Let $(U_n)_{n \in \mathbb{N}}$ be a Lucas sequences given by $$U_0 = 0,\quad U_1 = 1,\quad U_n = P U_{n - 1} - Q U_{n-2},$$ where $P,Q$ are integers with $P^2 - 4Q \neq 0$. It is well known that the following product formula holds $$U_n = \prod_{d \mid n} \Phi_d(\alpha, \beta) ,$$ where $\Phi_d(\alpha, \beta) \in \mathbb{Z}$, $$\Phi_k(X,Y) := \prod_{\zeta \,\text{ $k$th primitive root of $1$}}(X - \zeta Y)$$ denotes the $k$th homogenous cyclotomic polynomial, and $\alpha,\beta$ are the two roots of $X^2 - PX + Q = 0$.
Let $(D_n)_{n \in \mathbb{N}}$ be an elliptic divisibility sequence, that is, there exists an elliptic curve $E$ over the rationals with a point $P$ of infinite order, and $D_n$ is determined by $$nP = \left(\frac{A_n}{D_n^2}, \frac{B_n}{D_n^3}\right) ,$$ where $A_n, B_n$ are integers with $\gcd(A_n, D_n) = \gcd(B_n, D_n) = 1$.
As far as I understand, elliptic divisibility sequences have many properties in common with Lucas sequences.
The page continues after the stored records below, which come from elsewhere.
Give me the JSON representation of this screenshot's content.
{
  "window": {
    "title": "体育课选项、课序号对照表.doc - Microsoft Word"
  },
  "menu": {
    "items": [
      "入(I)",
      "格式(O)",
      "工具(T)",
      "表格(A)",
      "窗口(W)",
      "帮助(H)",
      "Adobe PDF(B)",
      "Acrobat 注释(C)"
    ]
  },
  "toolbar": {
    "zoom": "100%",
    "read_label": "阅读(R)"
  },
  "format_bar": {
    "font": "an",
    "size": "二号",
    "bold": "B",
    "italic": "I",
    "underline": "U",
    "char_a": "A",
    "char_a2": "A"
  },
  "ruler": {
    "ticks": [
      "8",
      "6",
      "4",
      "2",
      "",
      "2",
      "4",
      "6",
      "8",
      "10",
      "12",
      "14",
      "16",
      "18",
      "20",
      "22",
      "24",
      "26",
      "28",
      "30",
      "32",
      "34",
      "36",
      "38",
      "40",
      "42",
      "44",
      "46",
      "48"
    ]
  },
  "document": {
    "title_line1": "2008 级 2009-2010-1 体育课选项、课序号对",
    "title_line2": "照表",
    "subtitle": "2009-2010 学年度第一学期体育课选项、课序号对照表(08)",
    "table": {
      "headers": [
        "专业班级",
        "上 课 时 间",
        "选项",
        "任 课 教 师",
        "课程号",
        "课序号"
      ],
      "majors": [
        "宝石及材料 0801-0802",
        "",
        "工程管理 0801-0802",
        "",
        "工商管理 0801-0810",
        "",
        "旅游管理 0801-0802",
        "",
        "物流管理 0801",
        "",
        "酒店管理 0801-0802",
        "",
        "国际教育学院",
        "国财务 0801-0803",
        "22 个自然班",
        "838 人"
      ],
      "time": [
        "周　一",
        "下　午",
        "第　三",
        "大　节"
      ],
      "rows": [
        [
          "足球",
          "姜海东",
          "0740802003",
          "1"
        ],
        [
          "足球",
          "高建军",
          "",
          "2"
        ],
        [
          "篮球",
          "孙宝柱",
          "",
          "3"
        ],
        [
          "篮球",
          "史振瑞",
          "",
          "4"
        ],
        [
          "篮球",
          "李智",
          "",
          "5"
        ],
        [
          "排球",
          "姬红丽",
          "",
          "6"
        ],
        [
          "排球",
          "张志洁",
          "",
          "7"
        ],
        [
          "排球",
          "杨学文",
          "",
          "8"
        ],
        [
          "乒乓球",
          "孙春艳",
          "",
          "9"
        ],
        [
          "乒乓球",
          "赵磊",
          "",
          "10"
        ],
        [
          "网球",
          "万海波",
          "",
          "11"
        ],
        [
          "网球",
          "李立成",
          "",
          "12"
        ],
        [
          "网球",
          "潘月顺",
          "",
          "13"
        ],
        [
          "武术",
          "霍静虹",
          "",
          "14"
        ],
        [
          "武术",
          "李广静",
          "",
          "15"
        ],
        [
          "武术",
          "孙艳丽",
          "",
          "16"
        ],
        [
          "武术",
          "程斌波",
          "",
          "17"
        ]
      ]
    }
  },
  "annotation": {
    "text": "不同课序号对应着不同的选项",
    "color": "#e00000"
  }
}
For example, like Lucas sequences, they are strong divisibility sequences and (under certain condition) satisfy a primitive divisor theorem.
My question is if there exists a counterpart of cyclotomic polynomials for elliptic divisibility sequences, that is, some quantities $\Psi_d \in \mathbb{Z}$ such that a product formula $$D_n = \prod_{d \mid n} \Psi_d ,$$ holds; and, if so, what is known about $\Psi_d$.